Yes, the human community on Pearl is crucial to the story. On this planet, the last of the human race has established a colony that satisfies all their needs without requiring their input. The colony is cleaned automatically, meals are prepared for the colonists, and the weather is controlled to maintain a temperate climate. Everything is set up to require no further human input, that is, until the machines that support the colony begin to malfunction. But at the same time, I didn’t want to create an environment that was so foreign to readers that it became impossible to draw parallels between Our Dried Voices and contemporary life. So the colony is just a big meadow with grass and trees, surrounded by mountains. The buildings are made out of rock and contain basic tables and chairs and beds. The machines are complex to the colonists, but aren’t unimaginable in today’s society. Basically, I wanted to find a balance between a contrived science fiction setting and something very familiar to readers. 
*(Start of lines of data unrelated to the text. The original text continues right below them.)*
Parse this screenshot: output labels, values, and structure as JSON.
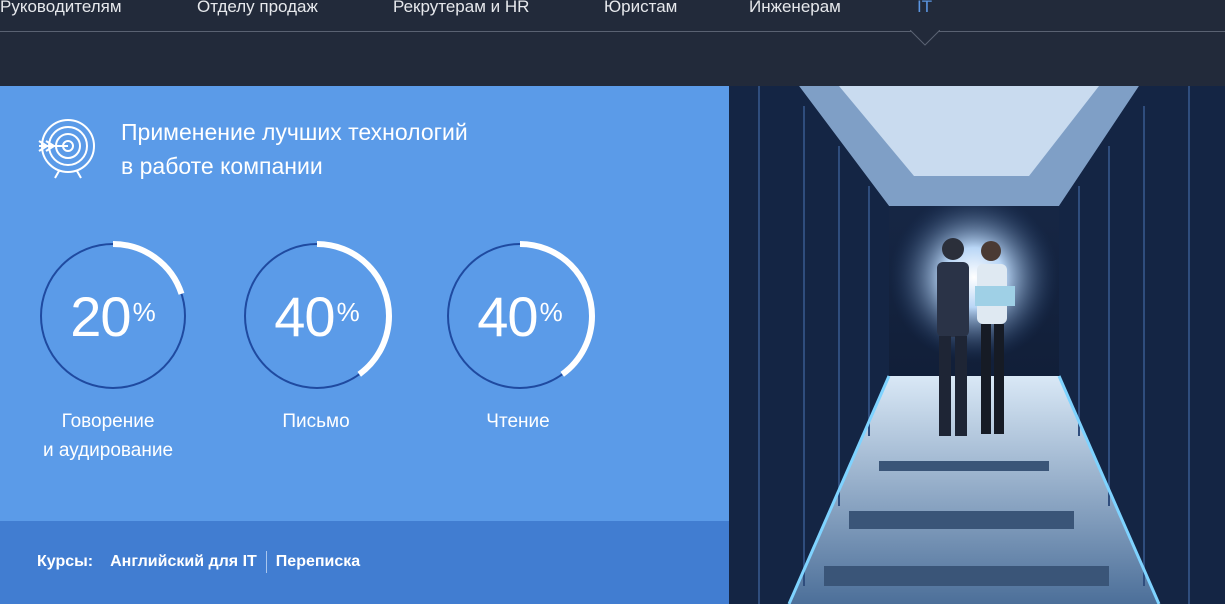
{
  "nav": {
    "items": [
      {
        "label": "Руководителям"
      },
      {
        "label": "Отделу продаж"
      },
      {
        "label": "Рекрутерам и HR"
      },
      {
        "label": "Юристам"
      },
      {
        "label": "Инженерам"
      },
      {
        "label": "IT"
      }
    ],
    "active_index": 5,
    "active_color": "#5b95e0"
  },
  "panel": {
    "heading_line1": "Применение лучших технологий",
    "heading_line2": "в работе компании",
    "heading_icon": "target-arrow-icon",
    "background_color": "#5b9be8",
    "stats": [
      {
        "value": "20",
        "unit": "%",
        "fraction": 0.2,
        "label_line1": "Говорение",
        "label_line2": "и аудирование"
      },
      {
        "value": "40",
        "unit": "%",
        "fraction": 0.4,
        "label_line1": "Письмо",
        "label_line2": ""
      },
      {
        "value": "40",
        "unit": "%",
        "fraction": 0.4,
        "label_line1": "Чтение",
        "label_line2": ""
      }
    ]
  },
  "footer": {
    "courses_label": "Курсы:",
    "links": [
      "Английский для IT",
      "Переписка"
    ]
  },
  "photo": {
    "subject": "server-room-corridor-image"
  }
}
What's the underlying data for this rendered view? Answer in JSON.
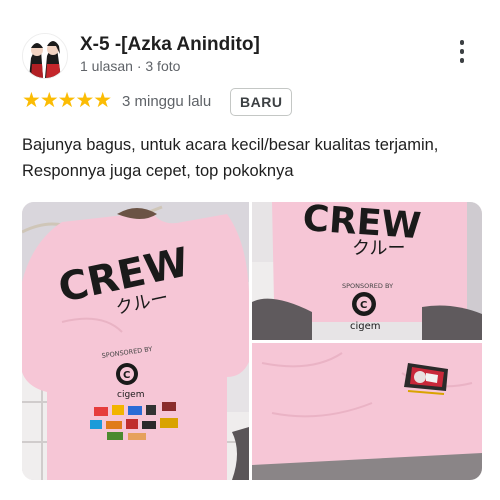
{
  "reviewer": {
    "name": "X-5 -[Azka Anindito]",
    "meta": "1 ulasan · 3 foto",
    "avatar_icon": "anime-avatar-icon"
  },
  "review": {
    "rating": 5,
    "stars": "★★★★★",
    "date": "3 minggu lalu",
    "badge": "BARU",
    "text": "Bajunya bagus, untuk acara kecil/besar kualitas terjamin, Responnya juga cepet, top pokoknya"
  },
  "menu": {
    "icon": "more-vertical-icon"
  },
  "photos": {
    "shirt_text": "CREW",
    "shirt_katakana": "クルー",
    "sponsored_label": "SPONSORED BY",
    "sponsor_logo_letter": "C",
    "sponsor_name": "cigem"
  },
  "colors": {
    "star": "#fbbc04",
    "shirt_pink": "#f6c6d6",
    "text_primary": "#1f1f1f",
    "text_secondary": "#5f6368"
  }
}
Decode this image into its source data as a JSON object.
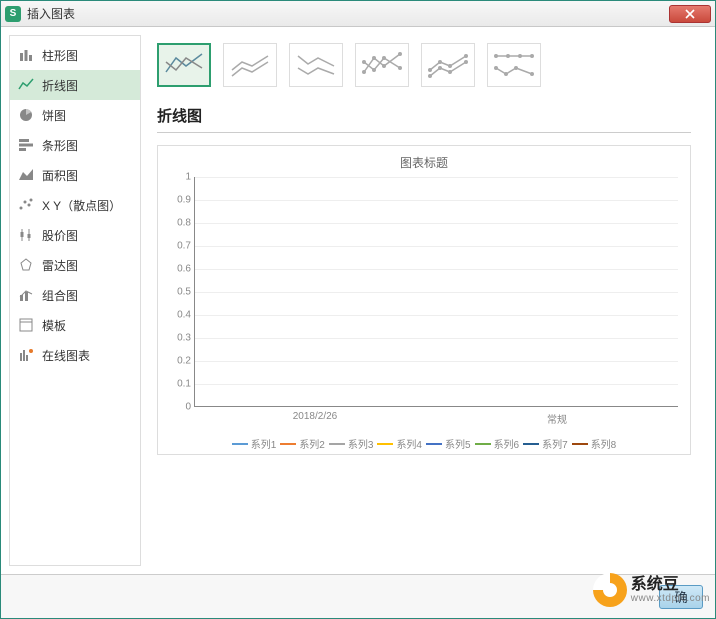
{
  "window": {
    "title": "插入图表",
    "app_icon_letter": "S"
  },
  "sidebar": {
    "items": [
      {
        "label": "柱形图",
        "icon": "bar-icon"
      },
      {
        "label": "折线图",
        "icon": "line-icon",
        "selected": true
      },
      {
        "label": "饼图",
        "icon": "pie-icon"
      },
      {
        "label": "条形图",
        "icon": "hbar-icon"
      },
      {
        "label": "面积图",
        "icon": "area-icon"
      },
      {
        "label": "X Y（散点图）",
        "icon": "scatter-icon"
      },
      {
        "label": "股价图",
        "icon": "stock-icon"
      },
      {
        "label": "雷达图",
        "icon": "radar-icon"
      },
      {
        "label": "组合图",
        "icon": "combo-icon"
      },
      {
        "label": "模板",
        "icon": "template-icon"
      },
      {
        "label": "在线图表",
        "icon": "online-icon"
      }
    ]
  },
  "main": {
    "section_title": "折线图",
    "subtypes": [
      "basic-line",
      "stacked-line",
      "percent-line",
      "line-markers",
      "stacked-markers",
      "percent-markers"
    ]
  },
  "chart_data": {
    "type": "line",
    "title": "图表标题",
    "ylim": [
      0,
      1
    ],
    "yticks": [
      0,
      0.1,
      0.2,
      0.3,
      0.4,
      0.5,
      0.6,
      0.7,
      0.8,
      0.9,
      1
    ],
    "categories": [
      "2018/2/26",
      "常规"
    ],
    "series": [
      {
        "name": "系列1",
        "color": "#5b9bd5",
        "values": [
          0,
          0
        ]
      },
      {
        "name": "系列2",
        "color": "#ed7d31",
        "values": [
          0,
          0
        ]
      },
      {
        "name": "系列3",
        "color": "#a5a5a5",
        "values": [
          0,
          0
        ]
      },
      {
        "name": "系列4",
        "color": "#ffc000",
        "values": [
          0,
          0
        ]
      },
      {
        "name": "系列5",
        "color": "#4472c4",
        "values": [
          0,
          0
        ]
      },
      {
        "name": "系列6",
        "color": "#70ad47",
        "values": [
          0,
          0
        ]
      },
      {
        "name": "系列7",
        "color": "#255e91",
        "values": [
          0,
          0
        ]
      },
      {
        "name": "系列8",
        "color": "#9e480e",
        "values": [
          0,
          0
        ]
      }
    ]
  },
  "buttons": {
    "ok": "确"
  },
  "watermark": {
    "name": "系统豆",
    "url": "www.xtdptc.com"
  }
}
Q: Have you suffered from writer’s block and what do you do to get back on track? 

I have. I’m sure every writer has at some point. I usually have a pretty good idea of where a story will go, but sometimes it can be a struggle to get there. I think breaking up the story into more manageable chunks helps. So if I know I want to get from A to D but I’m stuck at A, then I start by figuring out how to get from A to B and tackle that section. A section could be multiple chapters or even just one conversation, but having an idea of what I want my writing to accomplish usually helps me move forward, even if I’m just inching along. 

Q:What do you like the most about being an author? 

Being able to hold a tangible finished product in my hands, and sharing that experience with readers. I (like most people) have written many different things in my life: papers for school, e-mails, thank you notes, etc. It’s rare that any of those things stand the test of time, no matter how much someone might appreciate them for a moment. So it was an amazing experience to hold a copy of Our Dried Voices in my hands for the first time and know that other readers were sharing the same experience, that other people were about to open something I had written, something they could engage with for more than a few fleeting moments, something that will hopefully spark a new idea or dialogue in their lives. 

Q: What is the most pivotal point of a writer’s life? 

Knowing when you’re done with a piece. You may think you’ve got a great story after the first draft or two, but you often need someone to poke holes in it to make it stronger. By the end of the process, there is always more you can do, always something you can tweak, but at some point you just have to decide your work is ready to go. So I think there’s a fine line to determining when your piece is as good as it’s going to be and it’s time to put it out to a larger audience. 

Q: What kind of advice would you give other fiction authors? 

Read and write as much as you can. You’ll get all sorts of kernels of ideas to start you off. Write them down. They may not amount to anything, but eventually you’ll find some worth exploring and expanding.